The sweeter whites are preferable to Dimyat unless you like your wine very dry. Of these, Karlovski and Rilski Misket (Muscatels) and Tamyanka are widely available, but the golden-coloured Evksinograd is much harder to find. Of the dry whites, Traminer Han Krum is the one to look for, while Preslav is a decent rose.

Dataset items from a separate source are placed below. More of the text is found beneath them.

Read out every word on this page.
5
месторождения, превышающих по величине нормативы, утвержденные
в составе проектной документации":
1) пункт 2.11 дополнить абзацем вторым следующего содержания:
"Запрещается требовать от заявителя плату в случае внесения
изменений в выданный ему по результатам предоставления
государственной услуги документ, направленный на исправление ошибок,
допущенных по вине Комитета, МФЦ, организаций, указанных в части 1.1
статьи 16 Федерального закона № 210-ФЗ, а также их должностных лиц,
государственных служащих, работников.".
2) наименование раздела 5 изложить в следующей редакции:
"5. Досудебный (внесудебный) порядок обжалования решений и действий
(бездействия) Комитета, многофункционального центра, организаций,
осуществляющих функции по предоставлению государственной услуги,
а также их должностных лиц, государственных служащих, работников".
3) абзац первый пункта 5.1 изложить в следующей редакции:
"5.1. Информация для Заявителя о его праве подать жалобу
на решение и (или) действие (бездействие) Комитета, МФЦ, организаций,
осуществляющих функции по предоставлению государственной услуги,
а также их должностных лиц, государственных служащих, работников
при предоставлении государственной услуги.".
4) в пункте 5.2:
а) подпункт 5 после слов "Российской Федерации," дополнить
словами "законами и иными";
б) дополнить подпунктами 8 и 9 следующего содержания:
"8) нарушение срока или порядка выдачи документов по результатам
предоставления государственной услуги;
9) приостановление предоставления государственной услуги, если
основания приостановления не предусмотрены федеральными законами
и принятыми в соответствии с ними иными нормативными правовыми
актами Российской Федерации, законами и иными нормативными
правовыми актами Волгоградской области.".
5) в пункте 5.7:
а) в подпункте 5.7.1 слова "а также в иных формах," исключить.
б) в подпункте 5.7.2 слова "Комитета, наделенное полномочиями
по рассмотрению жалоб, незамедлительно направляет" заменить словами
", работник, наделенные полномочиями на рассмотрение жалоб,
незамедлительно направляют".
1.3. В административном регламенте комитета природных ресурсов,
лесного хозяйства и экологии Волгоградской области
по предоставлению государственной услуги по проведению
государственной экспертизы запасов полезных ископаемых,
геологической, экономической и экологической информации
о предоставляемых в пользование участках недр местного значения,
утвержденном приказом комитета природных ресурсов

In wine-growing areas, many tavernas and restaurants offer home-made wine (domashno vino), often straight from the cask (nalivno). There is never a problem ordering by the glass (chasha).

Spirits
Native spirits are highly potent and cost little more than 4 euro a bottle. They are drunk diluted with water in the case of mastika (like ouzo in Greece or raki in Turkey), or downed in one, Balkan-style, in the form of rakiya, or brandy. Slivova rakiya is made from plums, Kaisieva rakiya from apricots, and grozdova from grapes - Pomorska rakiya is the best example of the latter. Rakiya is always accompanied by a soft drink and a salad or appetizer. Vodka is also widely drunk: domestic brands like Tsarevets are the cheapest, although Russian and Scandinavian brands are widely available. Imported whisky is cheaper than in the West, but much of it is counterfeit (mente). Buy it from the bigger outlets, and avoid stuff sold by the smaller kiosks and street traders. In bars and restaurants spirits are sold by the gramme. Pedeset grama (50g or 5cl) is roughly equivalent to a British double measure, sto grama (10cl) a quadruple. You'll see plenty of men downing sto grama at 11am, or even earlier, although Bulgarians maintain that they're not such heavy drinkers as the Russians.

Beer
Bulgarian beer (bira) is pretty unexciting but perfectly drinkable. The most popular brands are Zagorka from Stara Zagora, Astika from Haskovo and Kamenitza from Plovdiv, all of which are lager-type beers. While Pirin, brewed in Blagoevgrad and available in the southwest, and Plevensko Pivo from the northern town of Pleven, also have a following, true drinkers sniff at Ariana from Sofia. A 50cl bottle of regular Kamenitza, Astika or Zagorka rarely costs more than 0.75 euro in a bar or restaurant, while the slightly stronger, 33cl "export" bottles will set you back about 1 euro. Imported German, Austrian, Czech or Danish beers are also widely available, at about twice the price. An increasingly number of bars offer draft beer (nalivna bira) as well as bottled - either Bulgarian or an imported brand.